Arrecadação federal soma R$ 1,587 trilhão e é recorde no semestre
Receita Federal atribui alta real de 6,63% ao crescimento da massa salarial, ao avanço das importações e ao desempenho do IOF
A arrecadação de tributos federais somou R$ 1,587 trilhão de janeiro a junho de 2026, segundo dados divulgados nesta quinta-feira (30) pela Receita Federal. O valor representa alta real de 6,63% na comparação com o mesmo período de 2025 e é o maior resultado para o primeiro semestre desde 2000.
Só em junho, a arrecadação chegou a R$ 264,4 bilhões, com crescimento real de 7,7% ante junho do ano passado. O órgão atribui o desempenho ao comportamento da atividade econômica, ao aumento da massa salarial e ao avanço das importações.
Quais tributos puxaram a alta
A receita previdenciária foi a maior fonte isolada no semestre, com R$ 381,092 bilhões e crescimento real de 5,08%. O Imposto de Renda das Pessoas Jurídicas somado à Contribuição Social sobre o Lucro Líquido totalizou R$ 313,014 bilhões, com alta real de 5,73%.
PIS/Pasep e Cofins renderam R$ 309,628 bilhões, avanço real de 4,45%. O maior salto proporcional veio do Imposto sobre Operações Financeiras, que somou R$ 50,305 bilhões e cresceu 30,40% em termos reais.
- Receita previdenciária: R$ 381,092 bilhões (+5,08% real)
- IRPJ e CSLL: R$ 313,014 bilhões (+5,73% real)
- PIS/Pasep e Cofins: R$ 309,628 bilhões (+4,45% real)
- IOF: R$ 50,305 bilhões (+30,40% real)
- Total até junho: R$ 1,587 trilhão (+6,63% real)
O que a Receita aponta como causa
Nas explicações do órgão sobre o resultado, aparecem o crescimento real de 3,27% da massa salarial e a alta de 5,46% na arrecadação do Simples Nacional previdenciário. Setores como automotivo, eletricidade, gás e serviços financeiros também aparecem com expansão no período.

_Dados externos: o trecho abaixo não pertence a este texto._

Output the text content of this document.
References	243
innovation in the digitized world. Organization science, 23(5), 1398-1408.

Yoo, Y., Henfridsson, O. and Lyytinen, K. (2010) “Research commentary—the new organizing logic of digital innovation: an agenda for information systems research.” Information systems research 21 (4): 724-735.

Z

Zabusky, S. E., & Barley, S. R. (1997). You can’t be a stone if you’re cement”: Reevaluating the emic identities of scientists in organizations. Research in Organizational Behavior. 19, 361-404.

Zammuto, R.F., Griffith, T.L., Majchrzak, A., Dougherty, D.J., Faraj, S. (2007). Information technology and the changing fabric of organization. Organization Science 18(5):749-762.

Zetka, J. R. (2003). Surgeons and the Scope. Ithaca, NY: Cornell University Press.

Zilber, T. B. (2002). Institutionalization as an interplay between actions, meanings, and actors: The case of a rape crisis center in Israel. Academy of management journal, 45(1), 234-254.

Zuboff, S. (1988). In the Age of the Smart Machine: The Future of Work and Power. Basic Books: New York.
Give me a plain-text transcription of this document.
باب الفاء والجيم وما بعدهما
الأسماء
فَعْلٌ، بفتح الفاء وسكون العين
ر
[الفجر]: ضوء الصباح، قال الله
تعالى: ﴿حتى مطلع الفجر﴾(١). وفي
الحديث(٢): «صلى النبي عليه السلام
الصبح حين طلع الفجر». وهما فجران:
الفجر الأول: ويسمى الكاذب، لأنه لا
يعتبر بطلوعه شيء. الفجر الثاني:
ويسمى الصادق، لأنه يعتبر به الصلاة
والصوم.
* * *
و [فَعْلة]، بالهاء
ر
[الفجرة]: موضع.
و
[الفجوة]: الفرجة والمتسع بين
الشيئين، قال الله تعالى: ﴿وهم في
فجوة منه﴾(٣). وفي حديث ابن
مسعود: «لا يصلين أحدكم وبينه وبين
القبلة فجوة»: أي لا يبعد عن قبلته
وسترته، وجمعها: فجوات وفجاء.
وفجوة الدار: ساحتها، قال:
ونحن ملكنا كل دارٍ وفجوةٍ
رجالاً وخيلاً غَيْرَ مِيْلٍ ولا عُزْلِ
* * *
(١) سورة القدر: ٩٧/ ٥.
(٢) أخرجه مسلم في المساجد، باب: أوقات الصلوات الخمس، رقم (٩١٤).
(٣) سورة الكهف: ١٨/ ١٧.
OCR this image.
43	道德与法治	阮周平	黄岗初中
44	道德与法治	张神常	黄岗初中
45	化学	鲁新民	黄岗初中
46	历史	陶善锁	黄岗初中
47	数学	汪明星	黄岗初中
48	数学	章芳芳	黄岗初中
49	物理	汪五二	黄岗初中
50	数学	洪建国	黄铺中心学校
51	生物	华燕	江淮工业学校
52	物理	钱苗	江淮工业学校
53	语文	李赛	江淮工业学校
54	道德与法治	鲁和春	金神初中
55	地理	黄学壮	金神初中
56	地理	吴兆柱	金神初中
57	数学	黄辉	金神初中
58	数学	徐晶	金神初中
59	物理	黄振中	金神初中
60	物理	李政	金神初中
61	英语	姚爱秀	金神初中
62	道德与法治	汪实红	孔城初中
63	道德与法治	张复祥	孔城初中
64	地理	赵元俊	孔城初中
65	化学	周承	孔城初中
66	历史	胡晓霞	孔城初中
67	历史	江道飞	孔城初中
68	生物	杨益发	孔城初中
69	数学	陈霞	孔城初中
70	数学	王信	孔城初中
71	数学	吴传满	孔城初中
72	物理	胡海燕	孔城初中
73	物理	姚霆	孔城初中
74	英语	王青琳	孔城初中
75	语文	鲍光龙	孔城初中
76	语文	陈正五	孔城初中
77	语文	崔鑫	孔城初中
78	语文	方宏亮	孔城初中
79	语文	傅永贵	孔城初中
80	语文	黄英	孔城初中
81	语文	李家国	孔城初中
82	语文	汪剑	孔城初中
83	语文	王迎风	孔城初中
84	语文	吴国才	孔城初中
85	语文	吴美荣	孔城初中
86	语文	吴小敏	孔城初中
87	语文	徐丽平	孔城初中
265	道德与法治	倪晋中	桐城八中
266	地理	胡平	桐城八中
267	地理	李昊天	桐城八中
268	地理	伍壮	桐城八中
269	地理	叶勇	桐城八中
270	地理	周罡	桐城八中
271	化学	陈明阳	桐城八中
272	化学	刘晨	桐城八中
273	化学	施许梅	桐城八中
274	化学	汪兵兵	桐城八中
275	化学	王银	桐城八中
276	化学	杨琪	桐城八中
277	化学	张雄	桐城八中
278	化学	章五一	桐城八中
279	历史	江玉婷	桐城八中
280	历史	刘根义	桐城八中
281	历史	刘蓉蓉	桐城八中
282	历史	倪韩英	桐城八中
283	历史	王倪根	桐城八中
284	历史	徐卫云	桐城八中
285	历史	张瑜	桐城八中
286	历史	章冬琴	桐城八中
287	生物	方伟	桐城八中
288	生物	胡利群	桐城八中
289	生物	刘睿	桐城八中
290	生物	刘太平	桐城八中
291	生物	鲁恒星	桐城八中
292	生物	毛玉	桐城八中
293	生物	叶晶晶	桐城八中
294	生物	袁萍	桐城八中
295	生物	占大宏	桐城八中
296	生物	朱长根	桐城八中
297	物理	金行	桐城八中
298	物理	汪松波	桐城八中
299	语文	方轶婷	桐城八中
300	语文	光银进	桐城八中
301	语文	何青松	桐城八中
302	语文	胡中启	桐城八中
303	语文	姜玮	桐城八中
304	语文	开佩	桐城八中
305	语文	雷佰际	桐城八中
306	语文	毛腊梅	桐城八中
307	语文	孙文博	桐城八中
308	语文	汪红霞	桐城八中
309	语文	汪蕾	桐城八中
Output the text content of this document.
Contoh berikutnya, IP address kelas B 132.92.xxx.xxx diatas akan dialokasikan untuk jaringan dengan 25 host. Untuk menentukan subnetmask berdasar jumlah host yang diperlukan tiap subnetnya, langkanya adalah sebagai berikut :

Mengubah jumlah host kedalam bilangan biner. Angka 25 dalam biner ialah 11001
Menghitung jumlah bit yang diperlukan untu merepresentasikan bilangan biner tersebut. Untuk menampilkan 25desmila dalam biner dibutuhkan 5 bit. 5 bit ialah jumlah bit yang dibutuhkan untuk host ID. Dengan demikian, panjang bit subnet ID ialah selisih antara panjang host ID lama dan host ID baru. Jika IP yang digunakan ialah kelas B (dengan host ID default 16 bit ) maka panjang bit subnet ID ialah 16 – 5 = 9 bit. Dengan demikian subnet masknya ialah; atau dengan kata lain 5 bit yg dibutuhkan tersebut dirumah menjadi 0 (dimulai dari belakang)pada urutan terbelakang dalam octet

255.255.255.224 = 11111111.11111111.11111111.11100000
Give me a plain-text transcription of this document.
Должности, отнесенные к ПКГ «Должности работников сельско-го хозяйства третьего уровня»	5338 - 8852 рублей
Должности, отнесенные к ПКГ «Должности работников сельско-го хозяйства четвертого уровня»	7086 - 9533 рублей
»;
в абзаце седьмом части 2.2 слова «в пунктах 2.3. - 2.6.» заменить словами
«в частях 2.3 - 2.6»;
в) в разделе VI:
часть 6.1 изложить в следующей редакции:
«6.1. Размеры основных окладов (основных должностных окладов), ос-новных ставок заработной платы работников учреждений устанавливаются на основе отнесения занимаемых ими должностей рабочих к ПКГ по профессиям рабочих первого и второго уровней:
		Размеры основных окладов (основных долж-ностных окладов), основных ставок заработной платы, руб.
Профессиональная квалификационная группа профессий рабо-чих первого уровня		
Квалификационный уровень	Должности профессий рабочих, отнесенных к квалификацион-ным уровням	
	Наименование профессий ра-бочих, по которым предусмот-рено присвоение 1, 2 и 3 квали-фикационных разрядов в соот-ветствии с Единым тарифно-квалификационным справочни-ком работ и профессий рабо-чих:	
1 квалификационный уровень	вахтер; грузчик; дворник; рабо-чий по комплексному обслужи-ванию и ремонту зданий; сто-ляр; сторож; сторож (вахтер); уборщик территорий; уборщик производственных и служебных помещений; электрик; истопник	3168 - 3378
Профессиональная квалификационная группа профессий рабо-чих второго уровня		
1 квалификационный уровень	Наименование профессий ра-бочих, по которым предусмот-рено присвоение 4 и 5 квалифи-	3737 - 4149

Do outro lado da conta, as compensações tributárias subiram 16,85%, movimento que reduz o valor efetivamente recolhido aos cofres públicos. É o desconto que empresas aplicam usando créditos de tributos pagos a mais em períodos anteriores.
Por que o número interessa a quem mora no DF
O resultado da arrecadação é o principal insumo do debate orçamentário que volta ao Congresso na próxima semana, com sede em Brasília. É esse número que baliza a discussão sobre meta fiscal, bloqueio de despesas e liberação de recursos para programas federais executados no Distrito Federal.
O recorde de arrecadação convive com déficit primário. O governo central fechou junho com resultado negativo de R$ 48,178 bilhões, segundo o Tesouro Nacional, o que mostra que o crescimento da receita não acompanhou o ritmo das despesas no período.
Recorde de receita e conta pública no vermelho
O resultado da Receita Federal mede apenas o que entra. O quadro fiscal completo aparece no relatório do Tesouro Nacional, que apura receitas e despesas do governo central e mostra déficit primário de R$ 92,227 bilhões no acumulado do ano até junho.
Em doze meses, o déficit chega a R$ 144,1 bilhões, o equivalente a 1,08% do Produto Interno Bruto. A combinação de arrecadação recorde com resultado primário negativo indica que o crescimento das despesas obrigatórias superou o da receita no período.
O peso do IOF no resultado
O avanço de 30,40% do Imposto sobre Operações Financeiras foi o maior entre os tributos relevantes do semestre. O IOF incide sobre crédito, câmbio, seguros e operações com títulos, e responde rápido a mudanças de alíquota e ao volume de empréstimos tomados por empresas e famílias.
Já a receita previdenciária depende diretamente do mercado de trabalho formal, o que a torna o item mais estável da arrecadação. Seu crescimento real de 5,08% acompanha o avanço de 3,27% da massa salarial apurado no mesmo intervalo, indicador que também aparece nos dados de emprego divulgados pelo IBGE nesta semana.
A arrecadação de julho, primeiro mês do segundo semestre, será divulgada pela Receita em agosto e serve de referência para o relatório bimestral de receitas e despesas, documento que define eventuais bloqueios no Orçamento.